Shopping, Youens says, is about frame of mind, as much as anything else, and if users aren’t there to shop, then it is hard to motivate them to do so. Wanelo, on the other hand, is first and foremost a marketplace, and it wants you to buy while you are there—its business model depends on it since its current monetization plan involves taking a small cut of the transactions done on the site.
And, as it turns out, the people are buying, and retailers are noticing. Chief among them currently right now is Nordstrom’s, a 100 year-old high-end department store chain that has recently entered into a strategic partnership with Wanelo. Going forward, Nordstrom’s will feature the store’s Wanelo feed in select locations nationwide as well as on the corporate website.
How does a 100-year-old department store chain end up partnering with a 2-year-old social commerce start-up?
(Jump to 8:24) “Chiefly because they are a 100-year-old department store chain they really have two choices: They can be a relic and be old and dusty and go the route you’ve seen JC Penny and these other legacy department stores go or they can be really innovative and stay on the cutting edge and they really have a strategy of going where their customers are, and that is what led them to Wanelo.”

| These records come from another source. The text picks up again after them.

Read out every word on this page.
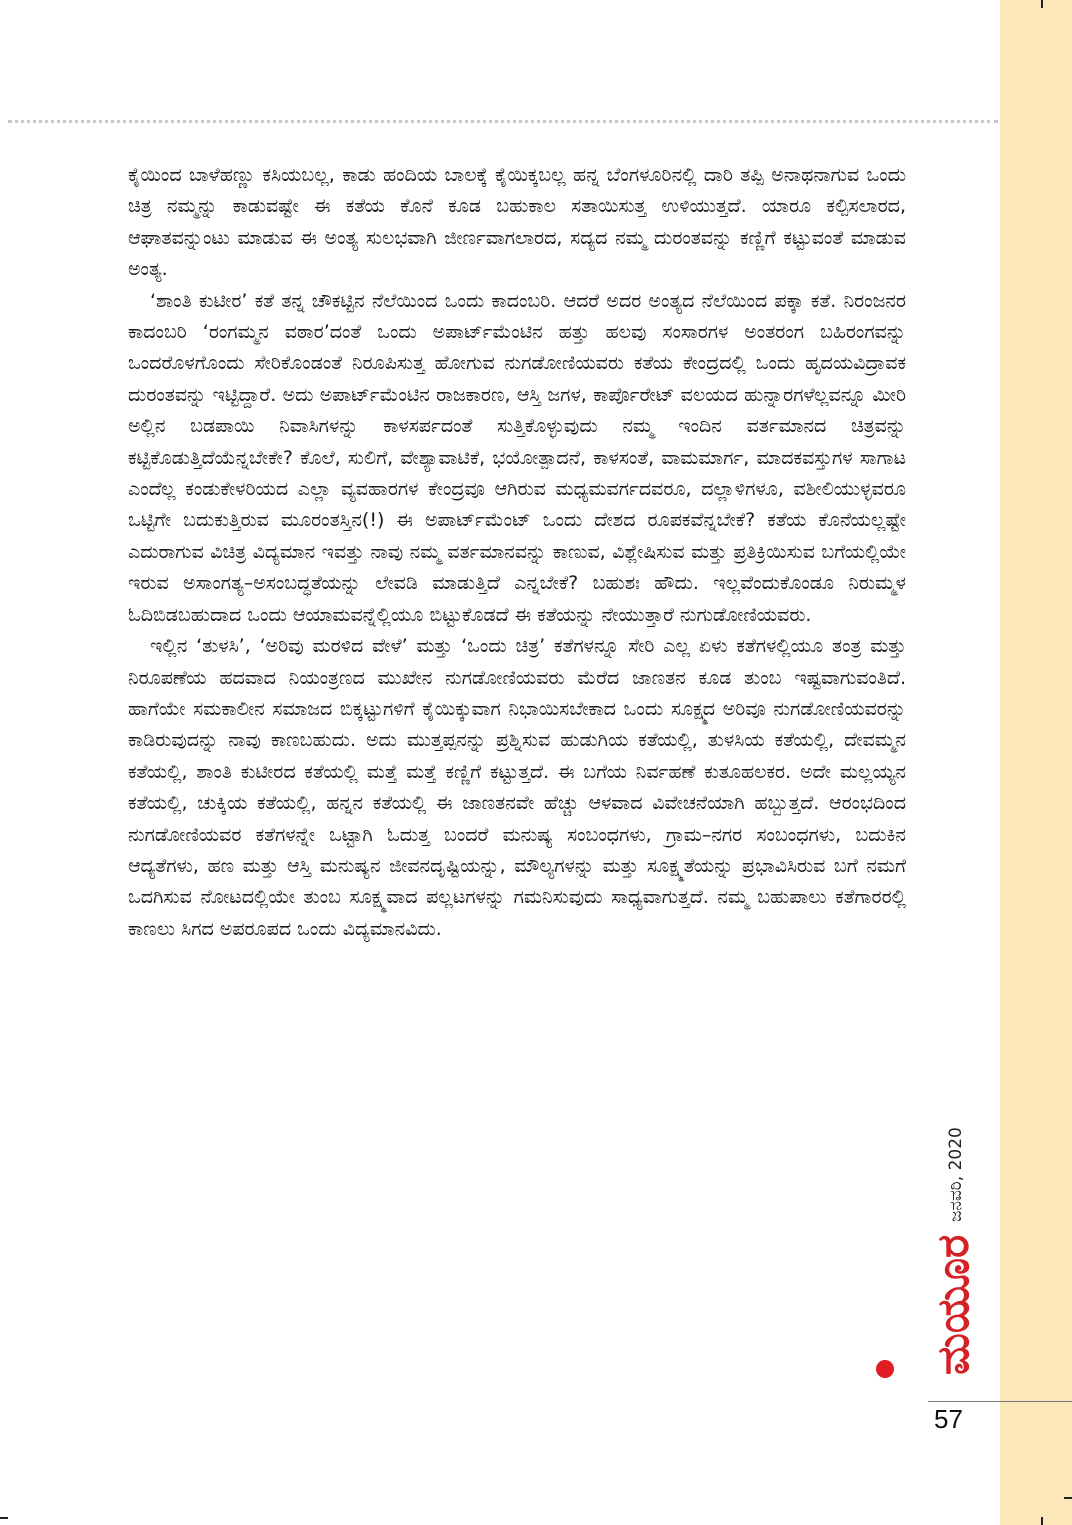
ಕೈಯಿಂದ ಬಾಳೆಹಣ್ಣು ಕಸಿಯಬಲ್ಲ, ಕಾಡು ಹಂದಿಯ ಬಾಲಕ್ಕೆ ಕೈಯಿಕ್ಕಬಲ್ಲ ಹನ್ನ ಬೆಂಗಳೂರಿನಲ್ಲಿ ದಾರಿ ತಪ್ಪಿ ಅನಾಥನಾಗುವ ಒಂದು ಚಿತ್ರ ನಮ್ಮನ್ನು ಕಾಡುವಷ್ಟೇ ಈ ಕತೆಯ ಕೊನೆ ಕೂಡ ಬಹುಕಾಲ ಸತಾಯಿಸುತ್ತ ಉಳಿಯುತ್ತದೆ. ಯಾರೂ ಕಲ್ಪಿಸಲಾರದ, ಆಘಾತವನ್ನುಂಟು ಮಾಡುವ ಈ ಅಂತ್ಯ ಸುಲಭವಾಗಿ ಜೀರ್ಣವಾಗಲಾರದ, ಸದ್ಯದ ನಮ್ಮ ದುರಂತವನ್ನು ಕಣ್ಣಿಗೆ ಕಟ್ಟುವಂತೆ ಮಾಡುವ ಅಂತ್ಯ.

‘ಶಾಂತಿ ಕುಟೀರ’ ಕತೆ ತನ್ನ ಚೌಕಟ್ಟಿನ ನೆಲೆಯಿಂದ ಒಂದು ಕಾದಂಬರಿ. ಆದರೆ ಅದರ ಅಂತ್ಯದ ನೆಲೆಯಿಂದ ಪಕ್ಕಾ ಕತೆ. ನಿರಂಜನರ ಕಾದಂಬರಿ ‘ರಂಗಮ್ಮನ ವಠಾರ’ದಂತೆ ಒಂದು ಅಪಾರ್ಟ್‌ಮೆಂಟಿನ ಹತ್ತು ಹಲವು ಸಂಸಾರಗಳ ಅಂತರಂಗ ಬಹಿರಂಗವನ್ನು ಒಂದರೊಳಗೊಂದು ಸೇರಿಕೊಂಡಂತೆ ನಿರೂಪಿಸುತ್ತ ಹೋಗುವ ನುಗಡೋಣಿಯವರು ಕತೆಯ ಕೇಂದ್ರದಲ್ಲಿ ಒಂದು ಹೃದಯವಿದ್ರಾವಕ ದುರಂತವನ್ನು ಇಟ್ಟಿದ್ದಾರೆ. ಅದು ಅಪಾರ್ಟ್‌ಮೆಂಟಿನ ರಾಜಕಾರಣ, ಆಸ್ತಿ ಜಗಳ, ಕಾರ್ಪೊರೇಟ್ ವಲಯದ ಹುನ್ನಾರಗಳೆಲ್ಲವನ್ನೂ ಮೀರಿ ಅಲ್ಲಿನ ಬಡಪಾಯಿ ನಿವಾಸಿಗಳನ್ನು ಕಾಳಸರ್ಪದಂತೆ ಸುತ್ತಿಕೊಳ್ಳುವುದು ನಮ್ಮ ಇಂದಿನ ವರ್ತಮಾನದ ಚಿತ್ರವನ್ನು ಕಟ್ಟಿಕೊಡುತ್ತಿದೆಯೆನ್ನಬೇಕೇ? ಕೊಲೆ, ಸುಲಿಗೆ, ವೇಶ್ಯಾವಾಟಿಕೆ, ಭಯೋತ್ಪಾದನೆ, ಕಾಳಸಂತೆ, ವಾಮಮಾರ್ಗ, ಮಾದಕವಸ್ತುಗಳ ಸಾಗಾಟ ಎಂದೆಲ್ಲ ಕಂಡುಕೇಳರಿಯದ ಎಲ್ಲಾ ವ್ಯವಹಾರಗಳ ಕೇಂದ್ರವೂ ಆಗಿರುವ ಮಧ್ಯಮವರ್ಗದವರೂ, ದಲ್ಲಾಳಿಗಳೂ, ವಶೀಲಿಯುಳ್ಳವರೂ ಒಟ್ಟಿಗೇ ಬದುಕುತ್ತಿರುವ ಮೂರಂತಸ್ತಿನ(!) ಈ ಅಪಾರ್ಟ್‌ಮೆಂಟ್ ಒಂದು ದೇಶದ ರೂಪಕವೆನ್ನಬೇಕೆ? ಕತೆಯ ಕೊನೆಯಲ್ಲಷ್ಟೇ ಎದುರಾಗುವ ವಿಚಿತ್ರ ವಿದ್ಯಮಾನ ಇವತ್ತು ನಾವು ನಮ್ಮ ವರ್ತಮಾನವನ್ನು ಕಾಣುವ, ವಿಶ್ಲೇಷಿಸುವ ಮತ್ತು ಪ್ರತಿಕ್ರಿಯಿಸುವ ಬಗೆಯಲ್ಲಿಯೇ ಇರುವ ಅಸಾಂಗತ್ಯ–ಅಸಂಬದ್ಧತೆಯನ್ನು ಲೇವಡಿ ಮಾಡುತ್ತಿದೆ ಎನ್ನಬೇಕೆ? ಬಹುಶಃ ಹೌದು. ಇಲ್ಲವೆಂದುಕೊಂಡೂ ನಿರುಮ್ಮಳ ಓದಿಬಿಡಬಹುದಾದ ಒಂದು ಆಯಾಮವನ್ನೆಲ್ಲಿಯೂ ಬಿಟ್ಟುಕೊಡದೆ ಈ ಕತೆಯನ್ನು ನೇಯುತ್ತಾರೆ ನುಗುಡೋಣಿಯವರು.

ಇಲ್ಲಿನ ‘ತುಳಸಿ’, ‘ಅರಿವು ಮರಳಿದ ವೇಳೆ’ ಮತ್ತು ‘ಒಂದು ಚಿತ್ರ’ ಕತೆಗಳನ್ನೂ ಸೇರಿ ಎಲ್ಲ ಏಳು ಕತೆಗಳಲ್ಲಿಯೂ ತಂತ್ರ ಮತ್ತು ನಿರೂಪಣೆಯ ಹದವಾದ ನಿಯಂತ್ರಣದ ಮುಖೇನ ನುಗಡೋಣಿಯವರು ಮೆರೆದ ಜಾಣತನ ಕೂಡ ತುಂಬ ಇಷ್ಟವಾಗುವಂತಿದೆ. ಹಾಗೆಯೇ ಸಮಕಾಲೀನ ಸಮಾಜದ ಬಿಕ್ಕಟ್ಟುಗಳಿಗೆ ಕೈಯಿಕ್ಕುವಾಗ ನಿಭಾಯಿಸಬೇಕಾದ ಒಂದು ಸೂಕ್ಷ್ಮದ ಅರಿವೂ ನುಗಡೋಣಿಯವರನ್ನು ಕಾಡಿರುವುದನ್ನು ನಾವು ಕಾಣಬಹುದು. ಅದು ಮುತ್ತಪ್ಪನನ್ನು ಪ್ರಶ್ನಿಸುವ ಹುಡುಗಿಯ ಕತೆಯಲ್ಲಿ, ತುಳಸಿಯ ಕತೆಯಲ್ಲಿ, ದೇವಮ್ಮನ ಕತೆಯಲ್ಲಿ, ಶಾಂತಿ ಕುಟೀರದ ಕತೆಯಲ್ಲಿ ಮತ್ತೆ ಮತ್ತೆ ಕಣ್ಣಿಗೆ ಕಟ್ಟುತ್ತದೆ. ಈ ಬಗೆಯ ನಿರ್ವಹಣೆ ಕುತೂಹಲಕರ. ಅದೇ ಮಲ್ಲಯ್ಯನ ಕತೆಯಲ್ಲಿ, ಚುಕ್ಕಿಯ ಕತೆಯಲ್ಲಿ, ಹನ್ನನ ಕತೆಯಲ್ಲಿ ಈ ಜಾಣತನವೇ ಹೆಚ್ಚು ಆಳವಾದ ವಿವೇಚನೆಯಾಗಿ ಹಬ್ಬುತ್ತದೆ. ಆರಂಭದಿಂದ ನುಗಡೋಣಿಯವರ ಕತೆಗಳನ್ನೇ ಒಟ್ಟಾಗಿ ಓದುತ್ತ ಬಂದರೆ ಮನುಷ್ಯ ಸಂಬಂಧಗಳು, ಗ್ರಾಮ–ನಗರ ಸಂಬಂಧಗಳು, ಬದುಕಿನ ಆದ್ಯತೆಗಳು, ಹಣ ಮತ್ತು ಆಸ್ತಿ ಮನುಷ್ಯನ ಜೀವನದೃಷ್ಟಿಯನ್ನು, ಮೌಲ್ಯಗಳನ್ನು ಮತ್ತು ಸೂಕ್ಷ್ಮತೆಯನ್ನು ಪ್ರಭಾವಿಸಿರುವ ಬಗೆ ನಮಗೆ ಒದಗಿಸುವ ನೋಟದಲ್ಲಿಯೇ ತುಂಬ ಸೂಕ್ಷ್ಮವಾದ ಪಲ್ಲಟಗಳನ್ನು ಗಮನಿಸುವುದು ಸಾಧ್ಯವಾಗುತ್ತದೆ. ನಮ್ಮ ಬಹುಪಾಲು ಕತೆಗಾರರಲ್ಲಿ ಕಾಣಲು ಸಿಗದ ಅಪರೂಪದ ಒಂದು ವಿದ್ಯಮಾನವಿದು.

ಜನವರಿ, 2020
ಮಯೂರ
57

Beyond working with Wanelo directly, Nordstrom’s has also begun tapping network users to curate certain collections for them, because those users have numerically quantifiable results as traffic and conversion drivers.
The mall is dying, and so at surface trying to be the digital version of a real-world service that failed can seem like a questionable business strategy. But Wanelo doesn’t want to be the mall of the past, it aims to be the marketplace of the future where shopping is as much about interacting with other customers and merchants as it is about buying. The next generation mall is also carried out on a much larger scale and is in some sense’s more democratic.
(Jump to 11:21) When it comes to your traditional mall you are really limited to mall brands. You have your malls in you area- you have you American Eagles your Forever21, but on Wanelo’s digital mall there’s 300K stores and rather than a situation where … you can take your big bucks and buy the biggest square footage in the mall, the way you buy you square footing on Wanelo is more or less with your social influence.”
And it is influence that retailers are increasingly looking to grow, since that influence seems to push actual purchases more than simple likes, retweets or pins.
(Jump to 15:19) “When a retailer adds the Wanelo button to their sight they usually see a 40 percent increase in saves and a 20 percent increase in revenue from Wanelo so that’s pretty epic. We have about 100 sites that have put on the Wanelo button right now…”
While Wanelo is best known as a fashion site rite now, fashion isn’t even the marketplace’s main focus—its largest sales area is actually electronics and “gadgetry,” and that is how the business hopes to stay.
At the end of the day, Wanelo isn’t in the business of selling clothes, or home goods, or electronics—Wanelo is in the business of selling a type of shopping experience, and that experience is the kind that provides conversions. That, Youens says, is the ultimate test of any social commerce initiative—does it make people buy?
So far, Wanelo’s answer to that question is yes.